Two years ago, Redmond flew journalists in from around the world to showcase Windows 2000. And the show-stopper, even for cynics, turned out to be the improvements to the Windows file system NTFS.
At long last Microsoft had completed one of its own technical odysseys by adding attribute-based searching to Windows. This arcane sounding feature is not only cute, but mighty useful, too, so bear with us.
When combined with the structured storage work Microsoft completed in the mid-90s, this allows the average Joe to escape the routine of naming a file, saving it in a folder, and then trying to remember where it was again. Having this metadata allows you to pretty much forget where you left a file, knowing that you'll be able to retrieve it, or view it, as part of a collection of your own choosing. Even if the relevant bit lies buried in some other file.
So, for example, if you were thinking of asking for a pay-rise, a search would retrieve all those nagging letters to the boss, or from the bank, together with your personal budget spreadsheets, each of which you'd give tagged with the word 'Money'. The concept is kinda old, and has been commercially deployed to varying extents over the years in OS/2 and in Be's BFS journaled file system, which by indexing the attributes in real time gives you almost instantaneous access to this meta data - as anyone who's used its built-in mail engine can attest.
But to its great credit, Microsoft had over the years woven together a most ambitious attempt to rid users of antique file system conventions (check those tags in the Custom tab in the Properties box of any Word or Excel file). It completed another of Chairman Bill's most enduring passions - that the PC should be one big Windows database - and it was about to be unleashed on the world in Windows 2000.
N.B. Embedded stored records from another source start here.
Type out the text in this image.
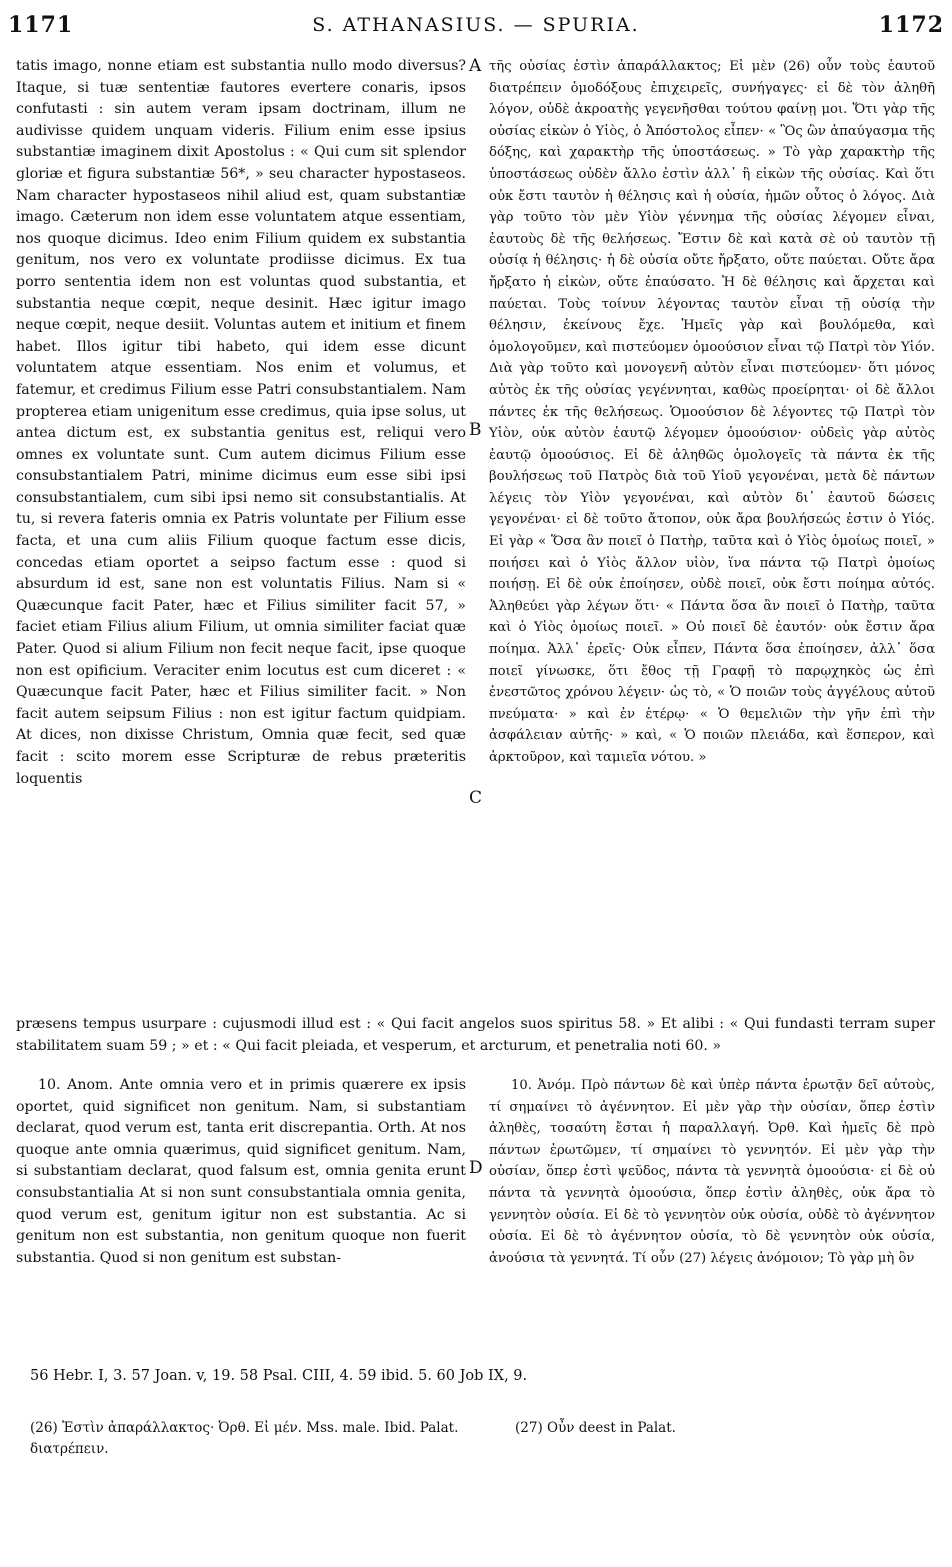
1171	S. ATHANASIUS. — SPURIA.	1172

tatis imago, nonne etiam est substantia nullo modo diversus? Itaque, si tuæ sententiæ fautores evertere conaris, ipsos confutasti : sin autem veram ipsam doctrinam, illum ne audivisse quidem unquam videris. Filium enim esse ipsius substantiæ imaginem dixit Apostolus : « Qui cum sit splendor gloriæ et figura substantiæ 56*, » seu character hypostaseos. Nam character hypostaseos nihil aliud est, quam substantiæ imago. Cæterum non idem esse voluntatem atque essentiam, nos quoque dicimus. Ideo enim Filium quidem ex substantia genitum, nos vero ex voluntate prodiisse dicimus. Ex tua porro sententia idem non est voluntas quod substantia, et substantia neque cœpit, neque desinit. Hæc igitur imago neque cœpit, neque desiit. Voluntas autem et initium et finem habet. Illos igitur tibi habeto, qui idem esse dicunt voluntatem atque essentiam. Nos enim et volumus, et fatemur, et credimus Filium esse Patri consubstantialem. Nam propterea etiam unigenitum esse credimus, quia ipse solus, ut antea dictum est, ex substantia genitus est, reliqui vero omnes ex voluntate sunt. Cum autem dicimus Filium esse consubstantialem Patri, minime dicimus eum esse sibi ipsi consubstantialem, cum sibi ipsi nemo sit consubstantialis. At tu, si revera fateris omnia ex Patris voluntate per Filium esse facta, et una cum aliis Filium quoque factum esse dicis, concedas etiam oportet a seipso factum esse : quod si absurdum id est, sane non est voluntatis Filius. Nam si « Quæcunque facit Pater, hæc et Filius similiter facit 57, » faciet etiam Filius alium Filium, ut omnia similiter faciat quæ Pater. Quod si alium Filium non fecit neque facit, ipse quoque non est opificium. Veraciter enim locutus est cum diceret : « Quæcunque facit Pater, hæc et Filius similiter facit. » Non facit autem seipsum Filius : non est igitur factum quidpiam. At dices, non dixisse Christum, Omnia quæ fecit, sed quæ facit : scito morem esse Scripturæ de rebus præteritis loquentis

τῆς οὐσίας ἐστὶν ἀπαράλλακτος; Εἰ μὲν (26) οὖν τοὺς ἑαυτοῦ διατρέπειν ὁμοδόξους ἐπιχειρεῖς, συνήγαγες· εἰ δὲ τὸν ἀληθῆ λόγον, οὐδὲ ἀκροατὴς γεγενῆσθαι τούτου φαίνῃ μοι. Ὅτι γὰρ τῆς οὐσίας εἰκὼν ὁ Υἱὸς, ὁ Ἀπόστολος εἶπεν· « Ὃς ὢν ἀπαύγασμα τῆς δόξης, καὶ χαρακτὴρ τῆς ὑποστάσεως. » Τὸ γὰρ χαρακτὴρ τῆς ὑποστάσεως οὐδὲν ἄλλο ἐστὶν ἀλλ᾽ ἢ εἰκὼν τῆς οὐσίας. Καὶ ὅτι οὐκ ἔστι ταυτὸν ἡ θέλησις καὶ ἡ οὐσία, ἡμῶν οὗτος ὁ λόγος. Διὰ γὰρ τοῦτο τὸν μὲν Υἱὸν γέννημα τῆς οὐσίας λέγομεν εἶναι, ἑαυτοὺς δὲ τῆς θελήσεως. Ἔστιν δὲ καὶ κατὰ σὲ οὐ ταυτὸν τῇ οὐσίᾳ ἡ θέλησις· ἡ δὲ οὐσία οὔτε ἤρξατο, οὔτε παύεται. Οὔτε ἄρα ἤρξατο ἡ εἰκὼν, οὔτε ἐπαύσατο. Ἡ δὲ θέλησις καὶ ἄρχεται καὶ παύεται. Τοὺς τοίνυν λέγοντας ταυτὸν εἶναι τῇ οὐσίᾳ τὴν θέλησιν, ἐκείνους ἔχε. Ἡμεῖς γὰρ καὶ βουλόμεθα, καὶ ὁμολογοῦμεν, καὶ πιστεύομεν ὁμοούσιον εἶναι τῷ Πατρὶ τὸν Υἱόν. Διὰ γὰρ τοῦτο καὶ μονογενῆ αὐτὸν εἶναι πιστεύομεν· ὅτι μόνος αὐτὸς ἐκ τῆς οὐσίας γεγέννηται, καθὼς προείρηται· οἱ δὲ ἄλλοι πάντες ἐκ τῆς θελήσεως. Ὁμοούσιον δὲ λέγοντες τῷ Πατρὶ τὸν Υἱὸν, οὐκ αὐτὸν ἑαυτῷ λέγομεν ὁμοούσιον· οὐδεὶς γὰρ αὐτὸς ἑαυτῷ ὁμοούσιος. Εἰ δὲ ἀληθῶς ὁμολογεῖς τὰ πάντα ἐκ τῆς βουλήσεως τοῦ Πατρὸς διὰ τοῦ Υἱοῦ γεγονέναι, μετὰ δὲ πάντων λέγεις τὸν Υἱὸν γεγονέναι, καὶ αὐτὸν δι᾽ ἑαυτοῦ δώσεις γεγονέναι· εἰ δὲ τοῦτο ἄτοπον, οὐκ ἄρα βουλήσεώς ἐστιν ὁ Υἱός. Εἰ γὰρ « Ὅσα ἂν ποιεῖ ὁ Πατὴρ, ταῦτα καὶ ὁ Υἱὸς ὁμοίως ποιεῖ, » ποιήσει καὶ ὁ Υἱὸς ἄλλον υἱὸν, ἵνα πάντα τῷ Πατρὶ ὁμοίως ποιήσῃ. Εἰ δὲ οὐκ ἐποίησεν, οὐδὲ ποιεῖ, οὐκ ἔστι ποίημα αὐτός. Ἀληθεύει γὰρ λέγων ὅτι· « Πάντα ὅσα ἂν ποιεῖ ὁ Πατὴρ, ταῦτα καὶ ὁ Υἱὸς ὁμοίως ποιεῖ. » Οὐ ποιεῖ δὲ ἑαυτόν· οὐκ ἔστιν ἄρα ποίημα. Ἀλλ᾽ ἐρεῖς· Οὐκ εἶπεν, Πάντα ὅσα ἐποίησεν, ἀλλ᾽ ὅσα ποιεῖ γίνωσκε, ὅτι ἔθος τῇ Γραφῇ τὸ παρῳχηκὸς ὡς ἐπὶ ἐνεστῶτος χρόνου λέγειν· ὡς τὸ, « Ὁ ποιῶν τοὺς ἀγγέλους αὐτοῦ πνεύματα· » καὶ ἐν ἑτέρῳ· « Ὁ θεμελιῶν τὴν γῆν ἐπὶ τὴν ἀσφάλειαν αὐτῆς· » καὶ, « Ὁ ποιῶν πλειάδα, καὶ ἕσπερον, καὶ ἀρκτοῦρον, καὶ ταμιεῖα νότου. »

A
B
C
D

præsens tempus usurpare : cujusmodi illud est : « Qui facit angelos suos spiritus 58. » Et alibi : « Qui fundasti terram super stabilitatem suam 59 ; » et : « Qui facit pleiada, et vesperum, et arcturum, et penetralia noti 60. »

10. Anom. Ante omnia vero et in primis quærere ex ipsis oportet, quid significet non genitum. Nam, si substantiam declarat, quod verum est, tanta erit discrepantia. Orth. At nos quoque ante omnia quærimus, quid significet genitum. Nam, si substantiam declarat, quod falsum est, omnia genita erunt consubstantialia At si non sunt consubstantiala omnia genita, quod verum est, genitum igitur non est substantia. Ac si genitum non est substantia, non genitum quoque non fuerit substantia. Quod si non genitum est substan-

10. Ἀνόμ. Πρὸ πάντων δὲ καὶ ὑπὲρ πάντα ἐρωτᾷν δεῖ αὐτοὺς, τί σημαίνει τὸ ἀγέννητον. Εἰ μὲν γὰρ τὴν οὐσίαν, ὅπερ ἐστὶν ἀληθὲς, τοσαύτη ἔσται ἡ παραλλαγή. Ὀρθ. Καὶ ἡμεῖς δὲ πρὸ πάντων ἐρωτῶμεν, τί σημαίνει τὸ γεννητόν. Εἰ μὲν γὰρ τὴν οὐσίαν, ὅπερ ἐστὶ ψεῦδος, πάντα τὰ γεννητὰ ὁμοούσια· εἰ δὲ οὐ πάντα τὰ γεννητὰ ὁμοούσια, ὅπερ ἐστὶν ἀληθὲς, οὐκ ἄρα τὸ γεννητὸν οὐσία. Εἰ δὲ τὸ γεννητὸν οὐκ οὐσία, οὐδὲ τὸ ἀγέννητον οὐσία. Εἰ δὲ τὸ ἀγέννητον οὐσία, τὸ δὲ γεννητὸν οὐκ οὐσία, ἀνούσια τὰ γεννητά. Τί οὖν (27) λέγεις ἀνόμοιον; Τὸ γὰρ μὴ ὂν

56 Hebr. I, 3. 57 Joan. v, 19. 58 Psal. CIII, 4. 59 ibid. 5. 60 Job IX, 9.
(26) Ἐστὶν ἀπαράλλακτος· Ὀρθ. Εἰ μέν. Mss. male. Ibid. Palat. διατρέπειν.
(27) Οὖν deest in Palat.
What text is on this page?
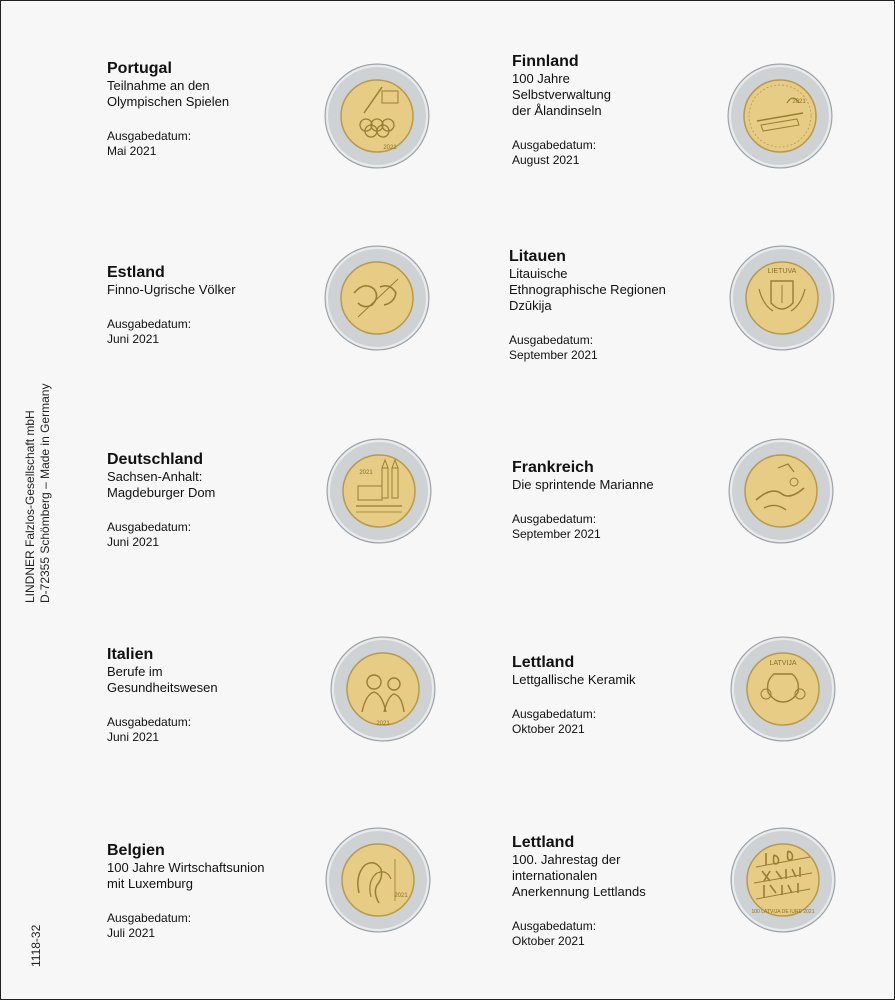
LINDNER Falzlos-Gesellschaft mbH D-72355 Schömberg – Made in Germany
1118-32
Portugal
Teilnahme an den
Olympischen Spielen
Ausgabedatum:
Mai 2021	2021
Finnland
100 Jahre
Selbstverwaltung
der Ålandinseln
Ausgabedatum:
August 2021
2021
Estland
Finno-Ugrische Völker
Ausgabedatum:
Juni 2021
Litauen
Litauische
Ethnographische Regionen
Dzūkija
Ausgabedatum:
September 2021
LIETUVA
Deutschland
Sachsen-Anhalt:
Magdeburger Dom
Ausgabedatum:
Juni 2021
2021	Frankreich
Die sprintende Marianne
Ausgabedatum:
September 2021
Italien
Berufe im
Gesundheitswesen
Ausgabedatum:
Juni 2021
2021
Lettland
Lettgallische Keramik
Ausgabedatum:
Oktober 2021
LATVIJA
Belgien
100 Jahre Wirtschaftsunion
mit Luxemburg
Ausgabedatum:
Juli 2021
2021
Lettland
100. Jahrestag der
internationalen
Anerkennung Lettlands
Ausgabedatum:
Oktober 2021
100 LATVIJA DE IURE 2021
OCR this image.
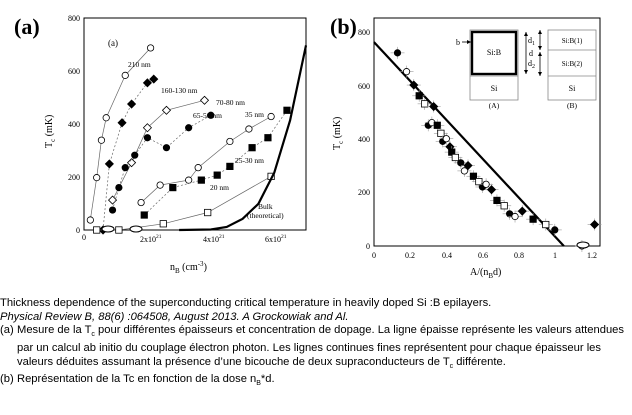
(a)
(a)
0
200
400
600
800
0	$2x10^{21}$	$4x10^{21}$	$6x10^{21}$
$n_B$ $(cm^{-3})$
$T_c$ (mK)
210 nm
160-130 nm
70-80 nm
65-50 nm	35 nm
25-30 nm
20 nm
Bulk
(theoretical)
(b)
0
200
400
600
800
0	0.2	0.4	0.6	0.8	1	1.2
$A/(n_Bd)$
$T_c$ (mK)
Si:B
Si
b
d
(A)
Si:B(1)
Si:B(2)
Si
$d_1$
$d_2$
(B)

Thickness dependence of the superconducting critical temperature in heavily doped Si :B epilayers.

Physical Review B, 88(6) :064508, August 2013. A Grockowiak and Al.

(a) Mesure de la $T_c$ pour différentes épaisseurs et concentration de dopage. La ligne épaisse représente les valeurs attendues par un calcul ab initio du couplage électron photon. Les lignes continues fines représentent pour chaque épaisseur les valeurs déduites assumant la présence d’une bicouche de deux supraconducteurs de $T_c$ différente.
(b) Représentation de la Tc en fonction de la dose $n_B*d$.
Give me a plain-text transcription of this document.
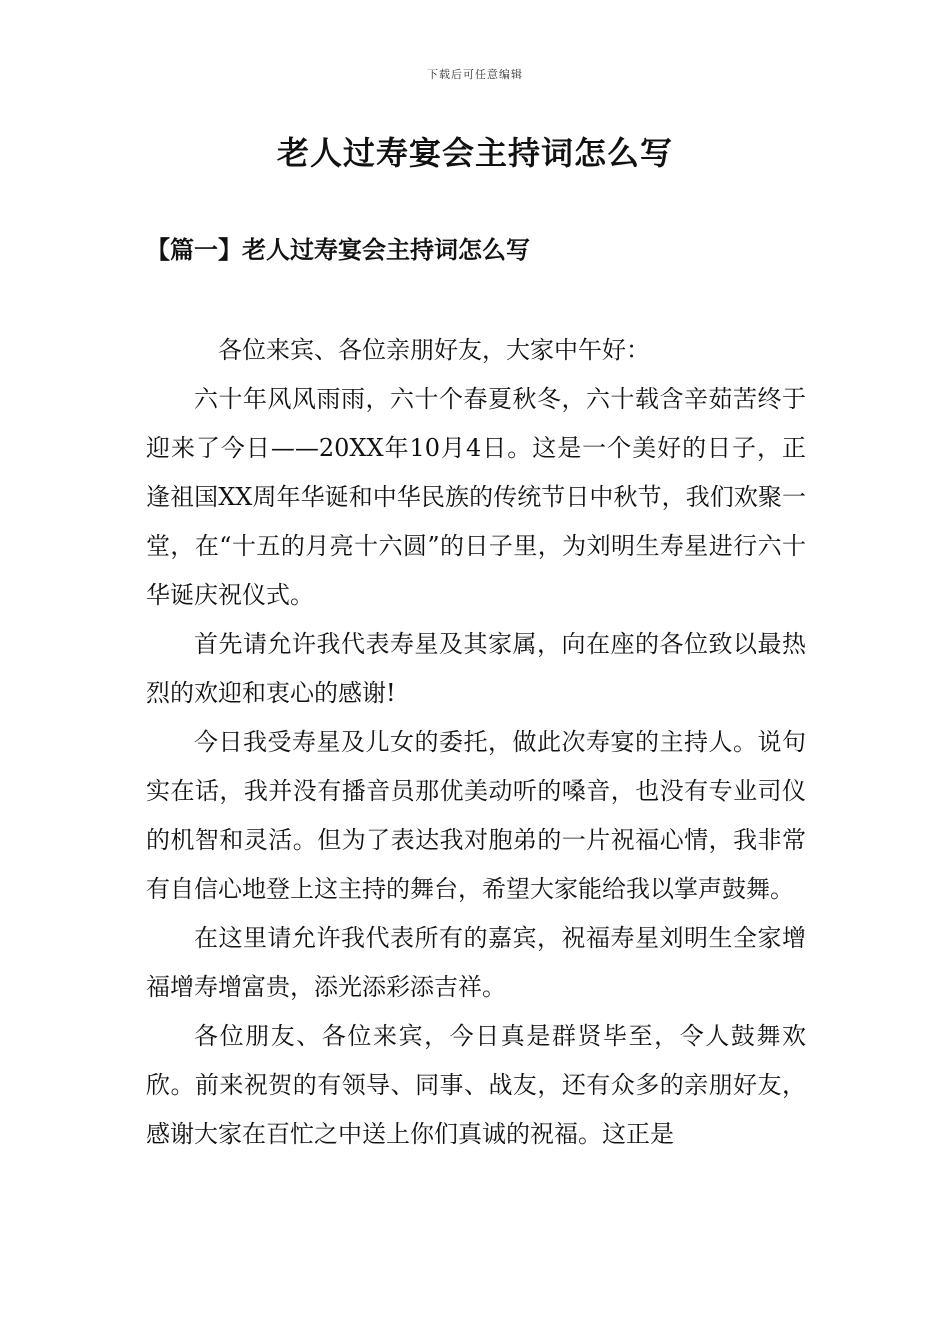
下载后可任意编辑
老人过寿宴会主持词怎么写
【篇一】老人过寿宴会主持词怎么写

各位来宾、各位亲朋好友，大家中午好：

六十年风风雨雨，六十个春夏秋冬，六十载含辛茹苦终于迎来了今日——20XX年10月4日。这是一个美好的日子，正逢祖国XX周年华诞和中华民族的传统节日中秋节，我们欢聚一堂，在“十五的月亮十六圆”的日子里，为刘明生寿星进行六十华诞庆祝仪式。

首先请允许我代表寿星及其家属，向在座的各位致以最热烈的欢迎和衷心的感谢!

今日我受寿星及儿女的委托，做此次寿宴的主持人。说句实在话，我并没有播音员那优美动听的嗓音，也没有专业司仪的机智和灵活。但为了表达我对胞弟的一片祝福心情，我非常有自信心地登上这主持的舞台，希望大家能给我以掌声鼓舞。

在这里请允许我代表所有的嘉宾，祝福寿星刘明生全家增福增寿增富贵，添光添彩添吉祥。

各位朋友、各位来宾，今日真是群贤毕至，令人鼓舞欢欣。前来祝贺的有领导、同事、战友，还有众多的亲朋好友，感谢大家在百忙之中送上你们真诚的祝福。这正是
Only ... it never quite happened. Windows 2000 omitted one vital feature - the ability to search for the meta data. You could add as many custom tags as you liked, but without the search feature, you couldn't organise your work with them. So your tags today remain a fairly useless embroidery.
Roll on two years, and we're curious to see how this omission has been rectified. It hasn't. Alas, not only does Windows XP's new Search box contain the same dismal options as before, but the bug has been replaced by a cartoon apology yanked from one of Microsoft's most notorious clunkers.
Burying a Bone
Yes, meet Rover, who in a previous incarnation was the default host of Microsoft Bob, the revolutionary cartoon UI Redmond developed, then let quietly die under a pile of tomatoes. (For an entertaining demo of this relic in action, check out this splendid video clip at TechTV.)
Now Rover is no mean feat of animation. It can scratch itself, perform tricks on command, and for all we know, lick its butt and drink from the toilet bowl when you're not looking, too. But it most certainly isn't the gateway onto a new world shown to us by marketing flaks so recently, that's for sure. Weirdly enough, Microsoft only needed to extend the Search box with a couple of new fields to tap into attribute-baed, meta data searching, as all the hard work has already been done with the Office file formats and the revamped NTFS file system. So Windows users will continue to lose out on one of its great resources for the foreseeable future.
How this came about, we can only guess at. But we suspect the scenario goes something like this. A fresh-faced new project manager is assigned to the Search box of Windows XP, and is puzzled to find he has vast resources at his disposal. The bit of the job spec entitled "Fix Meta-Data Searches" has scrolled off of the screen. "Can't see what needs to be done here," he thinks to himself, "it works just great as it is!"
And so instead, he assigns his vast team of programmers to produce the most Incredible Cartoon Dog the world has ever seen.
If there's a better explanation for this monumental faux-paw, then let us know. Woof. ®.